Regarding governments plan to sell 5% stake in BHEL to other PSUs and PSU banks to raise another R2,100 crore, the EGoM would be meeting soon to approve this and also name the entities (another diktat!) who would be asked to buy the stake. This again brings the issue of corporate governance to the fore. By depleting cash reserves from NHPC, Coal India and other PSUs, the government is hurting the valuations of these companies and, hence, also the value of the government-holding. This will lead to lower realisations when it goes for a public divestment. Of course, the cash could have been utilised by these companies for modernisation and expansion.

Given all the above disingenuous methods adopted by the government, both the Securities and Exchange Board of India and the ministry of corporate affairs would probably have little moral ground to expect good governance from the private sector. The boards of PSUs have been reduced to dummies. The fate of the independent directors in such boards is worse. They are supposed to be the conscience-keepers and take care of the minority shareholders. However, even they have to seek directions from the ministries! ONGC and OILor for that matter, any PSUare being treated like fiefdoms. At the very least, these kind of sales should be done only for unlisted PSUs and government insurance companies, that are fully government-owned and are often utilised to buy stakes in PSUs. If subsequent sales indeed are at a profit, let these companies enjoy that benefit.

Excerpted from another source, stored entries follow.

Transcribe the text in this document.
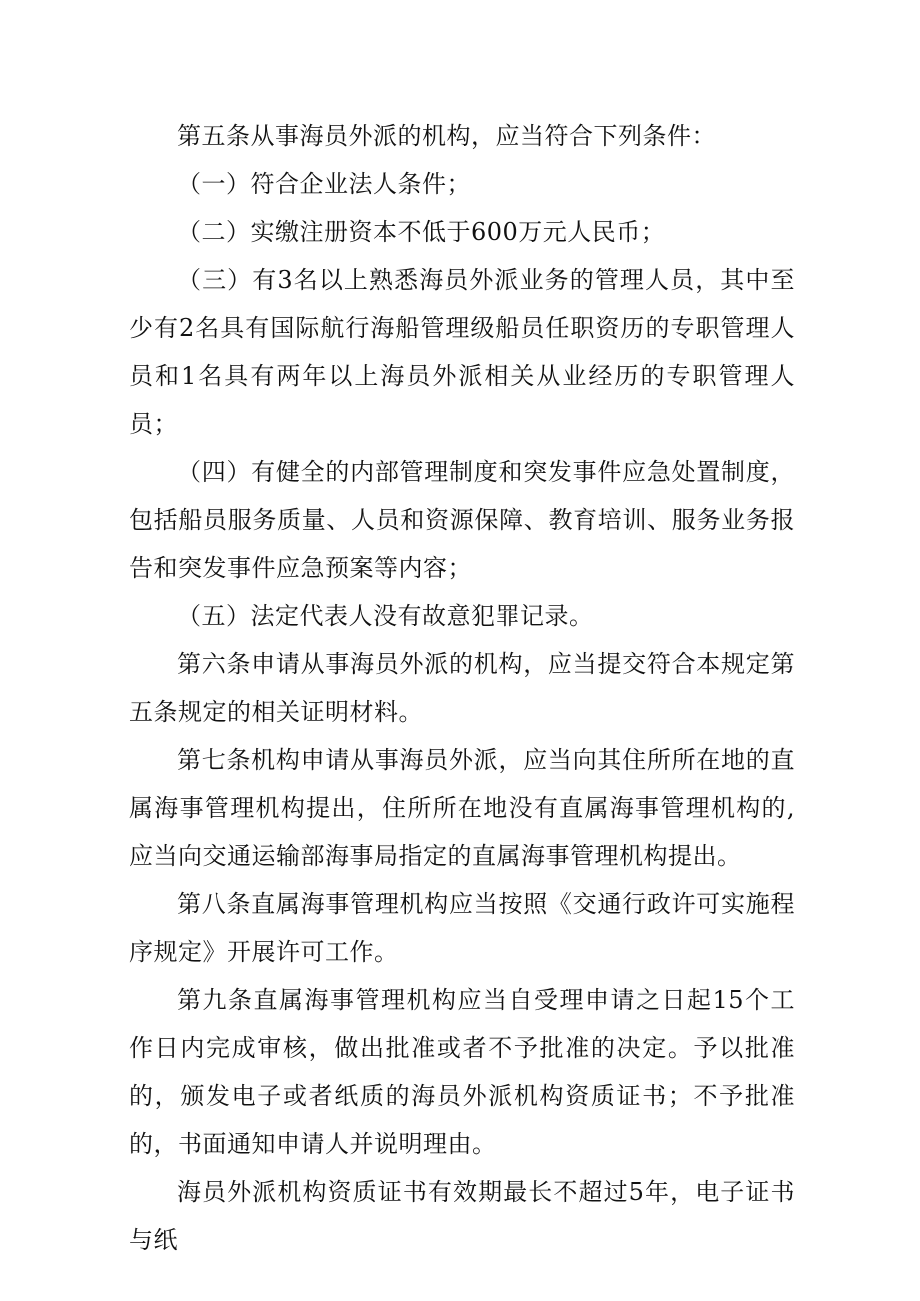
第五条从事海员外派的机构，应当符合下列条件：

（一）符合企业法人条件；

（二）实缴注册资本不低于600万元人民币；

（三）有3名以上熟悉海员外派业务的管理人员，其中至少有2名具有国际航行海船管理级船员任职资历的专职管理人员和1名具有两年以上海员外派相关从业经历的专职管理人员；

（四）有健全的内部管理制度和突发事件应急处置制度，包括船员服务质量、人员和资源保障、教育培训、服务业务报告和突发事件应急预案等内容；

（五）法定代表人没有故意犯罪记录。

第六条申请从事海员外派的机构，应当提交符合本规定第五条规定的相关证明材料。

第七条机构申请从事海员外派，应当向其住所所在地的直属海事管理机构提出，住所所在地没有直属海事管理机构的,应当向交通运输部海事局指定的直属海事管理机构提出。

第八条直属海事管理机构应当按照《交通行政许可实施程序规定》开展许可工作。

第九条直属海事管理机构应当自受理申请之日起15个工作日内完成审核，做出批准或者不予批准的决定。予以批准的，颁发电子或者纸质的海员外派机构资质证书；不予批准的，书面通知申请人并说明理由。

海员外派机构资质证书有效期最长不超过5年，电子证书与纸
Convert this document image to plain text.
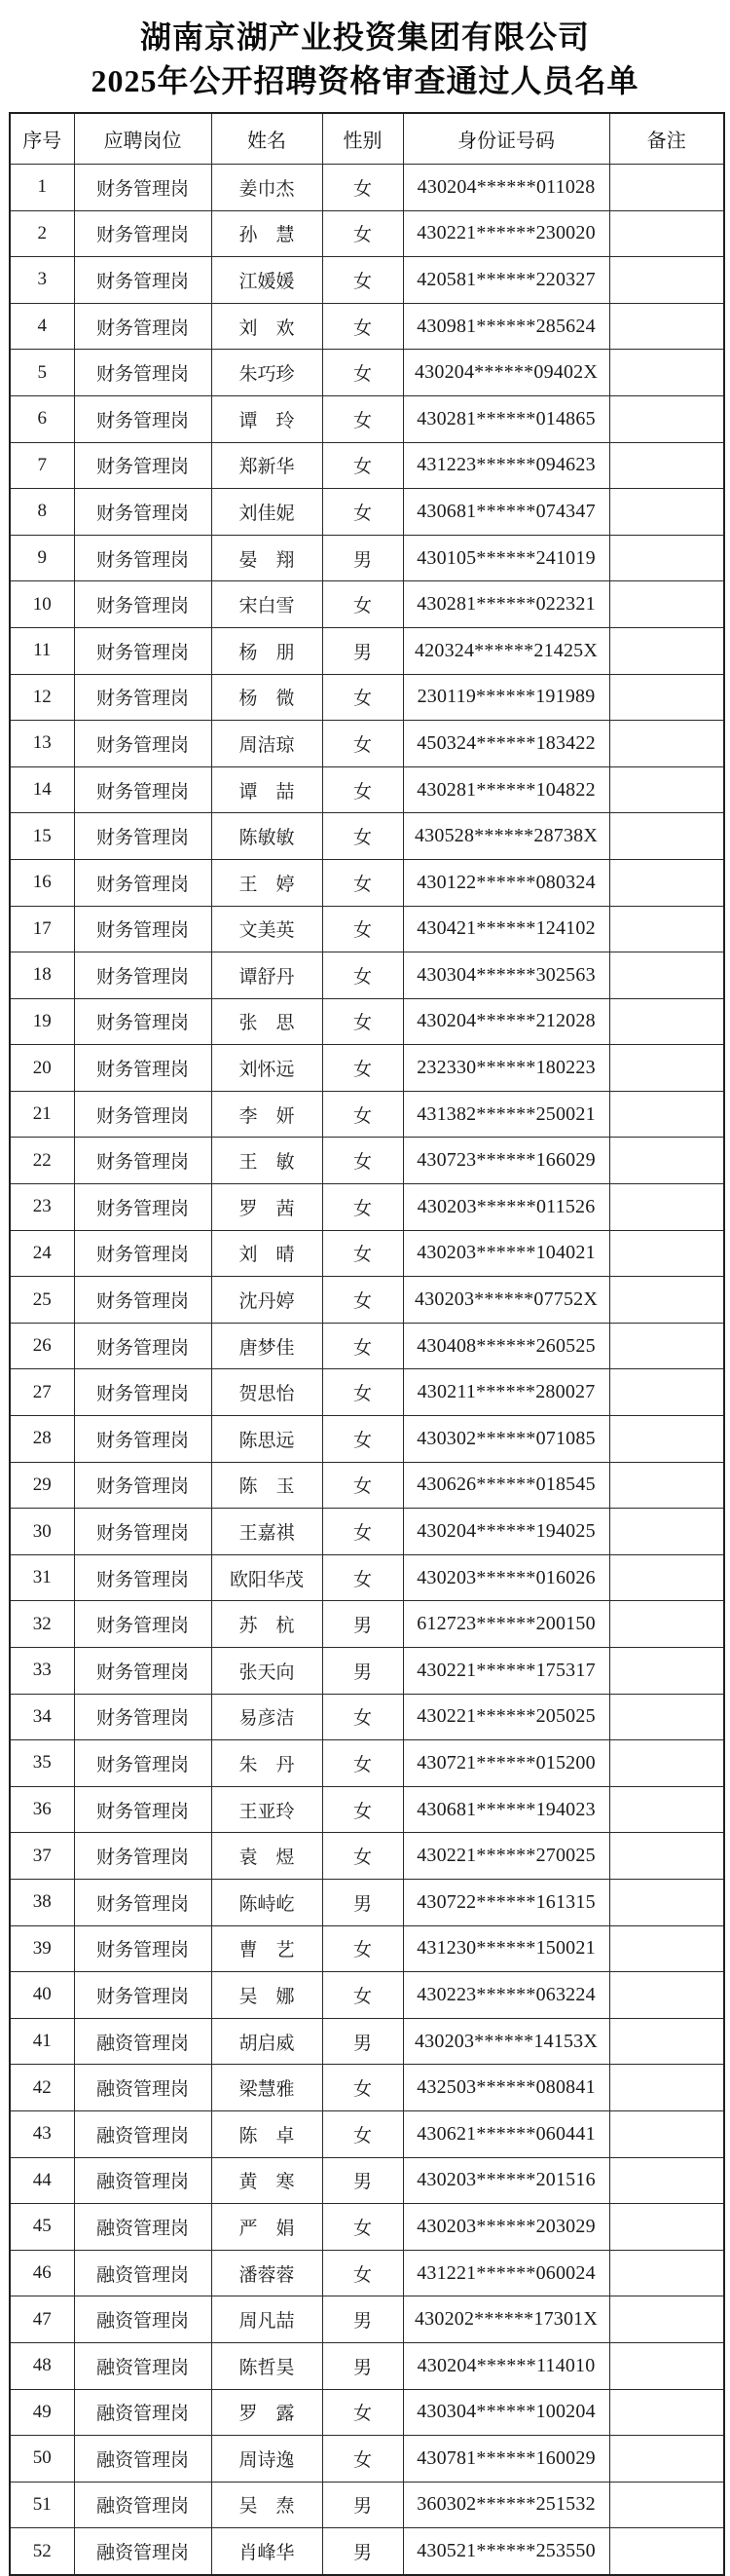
湖南京湖产业投资集团有限公司
2025年公开招聘资格审查通过人员名单
序号	应聘岗位	姓名	性别	身份证号码	备注
1	财务管理岗	姜巾杰	女	430204******011028	
2	财务管理岗	孙　慧	女	430221******230020	
3	财务管理岗	江媛媛	女	420581******220327	
4	财务管理岗	刘　欢	女	430981******285624	
5	财务管理岗	朱巧珍	女	430204******09402X	
6	财务管理岗	谭　玲	女	430281******014865	
7	财务管理岗	郑新华	女	431223******094623	
8	财务管理岗	刘佳妮	女	430681******074347	
9	财务管理岗	晏　翔	男	430105******241019	
10	财务管理岗	宋白雪	女	430281******022321	
11	财务管理岗	杨　朋	男	420324******21425X	
12	财务管理岗	杨　微	女	230119******191989	
13	财务管理岗	周洁琼	女	450324******183422	
14	财务管理岗	谭　喆	女	430281******104822	
15	财务管理岗	陈敏敏	女	430528******28738X	
16	财务管理岗	王　婷	女	430122******080324	
17	财务管理岗	文美英	女	430421******124102	
18	财务管理岗	谭舒丹	女	430304******302563	
19	财务管理岗	张　思	女	430204******212028	
20	财务管理岗	刘怀远	女	232330******180223	
21	财务管理岗	李　妍	女	431382******250021	
22	财务管理岗	王　敏	女	430723******166029	
23	财务管理岗	罗　茜	女	430203******011526	
24	财务管理岗	刘　晴	女	430203******104021	
25	财务管理岗	沈丹婷	女	430203******07752X	
26	财务管理岗	唐梦佳	女	430408******260525	
27	财务管理岗	贺思怡	女	430211******280027	
28	财务管理岗	陈思远	女	430302******071085	
29	财务管理岗	陈　玉	女	430626******018545	
30	财务管理岗	王嘉祺	女	430204******194025	
31	财务管理岗	欧阳华茂	女	430203******016026	
32	财务管理岗	苏　杭	男	612723******200150	
33	财务管理岗	张天向	男	430221******175317	
34	财务管理岗	易彦洁	女	430221******205025	
35	财务管理岗	朱　丹	女	430721******015200	
36	财务管理岗	王亚玲	女	430681******194023	
37	财务管理岗	袁　煜	女	430221******270025	
38	财务管理岗	陈峙屹	男	430722******161315	
39	财务管理岗	曹　艺	女	431230******150021	
40	财务管理岗	吴　娜	女	430223******063224	
41	融资管理岗	胡启威	男	430203******14153X	
42	融资管理岗	梁慧雅	女	432503******080841	
43	融资管理岗	陈　卓	女	430621******060441	
44	融资管理岗	黄　寒	男	430203******201516	
45	融资管理岗	严　娟	女	430203******203029	
46	融资管理岗	潘蓉蓉	女	431221******060024	
47	融资管理岗	周凡喆	男	430202******17301X	
48	融资管理岗	陈哲昊	男	430204******114010	
49	融资管理岗	罗　露	女	430304******100204	
50	融资管理岗	周诗逸	女	430781******160029	
51	融资管理岗	吴　焘	男	360302******251532	
52	融资管理岗	肖峰华	男	430521******253550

The good news is the residual stake sale of 30% in Hindustan Zinc (HZL) and 49% in BALCO. The HZL sale would happen soon to raise about R18,000 crore. If BALCO sale also comes through, it may raise another R4,000 crore.

Things are worse on the IPO front. The last PSU IPO was the small, R125 crore one from NBCC in March 2012. Since then, we have read many reports of impending IPOs of Rashtriya Ispat Nigam and Hindustan Aeronautics, among others, but nothing has materialised.